How much money can I invest offshore?
South Africans have rushed to take cash offshore in the wake of political instability in the country in the last 18 months. Consequently, the question around how much can be taken offshore tends to pop up in dinner conversations.
In short, any natural person (who is a South African resident) whose tax affairs are in order can invest R10 million per year with the necessary tax clearance certificates and Reserve Bank permission. In addition, R1 million can be invested annually without any tax clearance certificates. Juristic entities can use PSG Wealth’s institutional (asset swap) allowance to invest offshore without requiring tax clearance certificates.
Any cash that has been declared previously and that is held in foreign currency can be invested in shares through our platform, with no need to repatriate the funds to South Africa first.
Offshore investment is not (primarily) a rand hedge decision
It might seem strange, but you should not see investing offshore as primarily as a rand hedge. Most large companies listed on the JSE derive their income from outside South Africa, thus providing the investor with some rand hedging already. It is therefore better to view offshore diversification as a long-term investment with capital appreciation in mind.
An investment strategy can help you avoid temptation
Having a clear investment strategy is just as important – if not more so – when diversifying offshore. This is especially true since there are so many potential distractions when investing offshore. There may be some great investment opportunities, but not all will be suited to your investment strategy.
An investment strategy starts with a clearly defined goal and action plan on how to achieve your goal with a reasonable probability of success.
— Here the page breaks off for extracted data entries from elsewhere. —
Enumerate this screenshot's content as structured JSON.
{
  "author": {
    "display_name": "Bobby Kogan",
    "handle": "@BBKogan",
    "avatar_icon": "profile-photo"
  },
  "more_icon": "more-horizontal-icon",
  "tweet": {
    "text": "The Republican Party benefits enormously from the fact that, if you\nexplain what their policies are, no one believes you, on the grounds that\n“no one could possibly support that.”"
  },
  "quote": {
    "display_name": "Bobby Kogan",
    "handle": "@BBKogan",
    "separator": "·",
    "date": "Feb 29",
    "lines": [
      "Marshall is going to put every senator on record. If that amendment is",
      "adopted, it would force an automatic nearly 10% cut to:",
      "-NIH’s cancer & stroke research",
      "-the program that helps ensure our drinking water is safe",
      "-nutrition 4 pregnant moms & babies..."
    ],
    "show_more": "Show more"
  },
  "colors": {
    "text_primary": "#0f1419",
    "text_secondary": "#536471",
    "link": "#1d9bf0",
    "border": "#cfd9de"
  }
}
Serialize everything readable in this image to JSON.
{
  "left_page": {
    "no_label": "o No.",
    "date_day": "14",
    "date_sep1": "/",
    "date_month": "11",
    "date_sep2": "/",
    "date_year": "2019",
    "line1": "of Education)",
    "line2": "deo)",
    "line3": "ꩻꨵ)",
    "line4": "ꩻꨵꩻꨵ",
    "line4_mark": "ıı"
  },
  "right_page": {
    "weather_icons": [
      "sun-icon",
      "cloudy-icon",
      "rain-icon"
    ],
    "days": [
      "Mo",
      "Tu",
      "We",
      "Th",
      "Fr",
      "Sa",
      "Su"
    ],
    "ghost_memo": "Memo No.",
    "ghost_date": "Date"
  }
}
Companies have multiple listings internationally and investors should be confident that they are buying the correct listing. The same investment principles that apply to local share investing should be followed when investing offshore, namely:
- investing quality time researching the companies or sectors to invest in
- having a clear investment objective, and defining your trading horizon.
A focused portfolio can deliver better results
You should be careful not to invest in too many shares, thus complicating your decision-making and diluting your portfolio by inadvertently taking on more exposure to certain sectors than intended. Try and limit your portfolio to between 10 and 15 shares. Your portfolio construction should be based on your specific risk model and can include REITs, stocks, cash and ETFs. Your portfolio construction needs to take the complexities of the markets and the political environment into account and enable you to still achieve your investment goals.
Share selection remains important
Select shares that have a high level of safety and low chances of a permanent loss of capital.
The time horizon of the investment will determine whether you select shares with high earnings or high capital growth prospects.
Asset selection diversification will be a key driver in achieving your investment objectives.
Diversification across geographic locations is crucial, as countries don’t necessarily experience growth in sync.
Understand the CGT treatment of your investment
When investing offshore, you should take note that there are two different CGT calculation methods. It is important to understand which one will apply to your portfolio.
Calculation method 1
Investors who use their individual offshore allowance and individuals and trusts that use PSG Wealth’s asset swap facility share the same calculation method. CGT is calculated by first determining the profit or loss in the base currency of the security transacted and then converting the profit or loss to South African rand at the end-of-day spot rate.
Calculation method 2
Investors using the asset swap facility or investing in the name of a company or investment club will use the second CGT calculation method. This method will calculate the rand value of the purchase and the rand value of the sale on the date of the transaction and reflect the profit or loss in South African rand.
Plan your offshore investment carefully for the best results
Investing offshore is a valuable diversification exercise and can offer astute investors important growth opportunities that are not available locally. As with any share investment, you need to plan before you take the leap and ensure you have a sound investment strategy in place to help ensure a successful outcome.